En dépit de cette débauche de moyens, la question des objectifs militaires d’Israël reste posée. Les autorités ont affirmé vouloir repousser le Hezbollah loin de leur frontière, pour permettre le retour des 60 000 civils israéliens ayant évacué leur foyer à cause des roquettes tirées par la milice chiite. “Si une invasion terrestre israélienne venait à se transformer en occupation à long terme, nous assisterions probablement à une guérilla meurtrière de la part du Hezbollah, note Fabian Hinz, de l’IISS. Cela se transformerait alors en guerre d’usure avec, in fine, la question de savoir qui des deux belligérants est le plus disposé à subir des pertes dans la durée.” L’asymétrie des forces conduirait sans doute le Hezbollah à préférer, comme en 2006, une stratégie de harcèlement à celle du choc frontal.
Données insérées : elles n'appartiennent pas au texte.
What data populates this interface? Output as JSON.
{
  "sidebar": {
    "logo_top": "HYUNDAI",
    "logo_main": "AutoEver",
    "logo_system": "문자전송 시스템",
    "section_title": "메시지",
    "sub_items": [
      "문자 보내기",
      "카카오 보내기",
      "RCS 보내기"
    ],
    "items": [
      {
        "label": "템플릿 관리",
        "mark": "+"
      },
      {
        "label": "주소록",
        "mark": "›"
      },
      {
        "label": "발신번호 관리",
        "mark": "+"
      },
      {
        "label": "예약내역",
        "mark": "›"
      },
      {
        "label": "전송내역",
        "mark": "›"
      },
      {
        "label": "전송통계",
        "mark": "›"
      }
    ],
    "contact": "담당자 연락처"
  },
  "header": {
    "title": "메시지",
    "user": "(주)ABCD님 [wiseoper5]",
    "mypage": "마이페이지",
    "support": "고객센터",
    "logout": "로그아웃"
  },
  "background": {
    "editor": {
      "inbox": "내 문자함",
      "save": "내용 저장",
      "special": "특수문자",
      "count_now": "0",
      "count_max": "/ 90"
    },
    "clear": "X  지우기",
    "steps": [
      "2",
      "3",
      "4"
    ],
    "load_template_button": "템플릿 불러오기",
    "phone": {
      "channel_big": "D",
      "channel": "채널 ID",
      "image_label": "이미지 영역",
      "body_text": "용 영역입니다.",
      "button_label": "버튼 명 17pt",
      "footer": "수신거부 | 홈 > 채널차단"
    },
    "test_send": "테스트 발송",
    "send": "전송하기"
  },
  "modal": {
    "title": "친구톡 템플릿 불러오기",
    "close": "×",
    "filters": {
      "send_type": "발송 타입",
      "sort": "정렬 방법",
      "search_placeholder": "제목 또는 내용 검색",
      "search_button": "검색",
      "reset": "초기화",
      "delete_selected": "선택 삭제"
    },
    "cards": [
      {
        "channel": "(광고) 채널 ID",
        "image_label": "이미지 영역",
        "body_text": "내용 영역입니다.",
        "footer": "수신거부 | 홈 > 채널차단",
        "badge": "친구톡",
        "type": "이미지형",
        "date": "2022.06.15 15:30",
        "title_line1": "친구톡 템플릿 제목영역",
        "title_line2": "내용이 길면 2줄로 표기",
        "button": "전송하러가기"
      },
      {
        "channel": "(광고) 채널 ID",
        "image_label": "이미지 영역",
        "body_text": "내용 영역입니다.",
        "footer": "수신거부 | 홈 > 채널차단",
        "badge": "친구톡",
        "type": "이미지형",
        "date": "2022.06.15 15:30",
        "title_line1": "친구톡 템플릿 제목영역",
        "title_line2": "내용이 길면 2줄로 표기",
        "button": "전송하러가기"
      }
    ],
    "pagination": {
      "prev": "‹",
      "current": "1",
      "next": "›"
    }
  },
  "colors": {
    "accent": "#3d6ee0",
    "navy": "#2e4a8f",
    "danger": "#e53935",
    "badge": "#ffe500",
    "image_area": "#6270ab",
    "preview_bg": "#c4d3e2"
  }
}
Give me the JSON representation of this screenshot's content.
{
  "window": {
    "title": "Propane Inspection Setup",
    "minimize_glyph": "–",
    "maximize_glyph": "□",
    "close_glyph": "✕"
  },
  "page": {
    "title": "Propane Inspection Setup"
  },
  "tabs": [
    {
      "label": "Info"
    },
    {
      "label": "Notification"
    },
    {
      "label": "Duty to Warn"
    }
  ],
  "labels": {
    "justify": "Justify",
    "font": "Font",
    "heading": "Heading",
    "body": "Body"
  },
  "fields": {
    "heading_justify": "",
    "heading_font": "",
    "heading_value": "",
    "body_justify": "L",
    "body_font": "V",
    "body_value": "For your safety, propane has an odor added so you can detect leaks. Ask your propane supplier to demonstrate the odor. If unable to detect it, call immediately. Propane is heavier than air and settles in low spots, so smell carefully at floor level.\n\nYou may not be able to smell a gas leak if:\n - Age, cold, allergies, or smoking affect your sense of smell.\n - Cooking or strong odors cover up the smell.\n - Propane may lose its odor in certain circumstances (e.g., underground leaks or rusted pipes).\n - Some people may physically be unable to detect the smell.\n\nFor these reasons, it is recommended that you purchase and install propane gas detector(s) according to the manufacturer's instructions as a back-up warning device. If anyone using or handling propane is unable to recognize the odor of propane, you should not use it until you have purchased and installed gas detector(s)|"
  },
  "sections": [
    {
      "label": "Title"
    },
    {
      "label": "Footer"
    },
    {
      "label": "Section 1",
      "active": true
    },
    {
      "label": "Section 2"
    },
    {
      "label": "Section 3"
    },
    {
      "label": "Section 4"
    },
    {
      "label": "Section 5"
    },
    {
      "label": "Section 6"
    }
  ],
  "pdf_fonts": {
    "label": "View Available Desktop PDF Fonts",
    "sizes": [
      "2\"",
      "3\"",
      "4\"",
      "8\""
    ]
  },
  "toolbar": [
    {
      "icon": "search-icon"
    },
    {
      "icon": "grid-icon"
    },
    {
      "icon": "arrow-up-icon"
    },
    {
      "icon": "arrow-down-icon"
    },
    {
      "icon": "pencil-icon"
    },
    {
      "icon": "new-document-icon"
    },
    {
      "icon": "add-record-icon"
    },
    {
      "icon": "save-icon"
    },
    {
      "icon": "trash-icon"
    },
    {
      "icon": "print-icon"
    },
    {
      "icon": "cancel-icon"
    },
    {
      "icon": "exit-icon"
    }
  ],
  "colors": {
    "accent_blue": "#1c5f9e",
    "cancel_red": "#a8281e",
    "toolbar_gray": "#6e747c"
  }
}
Sa connaissance de ce terrain montagneux propice aux embuscades, et les nombreux tunnels creusés ces dernières années – dont le réseau pourrait dépasser, selon certaines analyses, ceux du Hamas à Gaza – le lui permettraient, plaçant Israël face au risque d’un enlisement durable.
Au-delà des pertes militaires, la menace porte aussi sur les habitants, des deux côtés de la frontière. Dès le mois de juin, le ministre de la Défense israélien Yoav Gallant avait averti que Tsahal serait capable de ramener le Liban à “l’âge de pierre” en cas de guerre. “Dans toute campagne terrestre prolongée, il y a généralement de nombreuses victimes civiles, redoute Michael Koplow, du Israel Forum Policy. En particulier compte tenu de la manière dont le Hezbollah s’est implanté dans les villages du sud du Liban.” Comme à Gaza, la population pourrait payer le plus lourd tribut.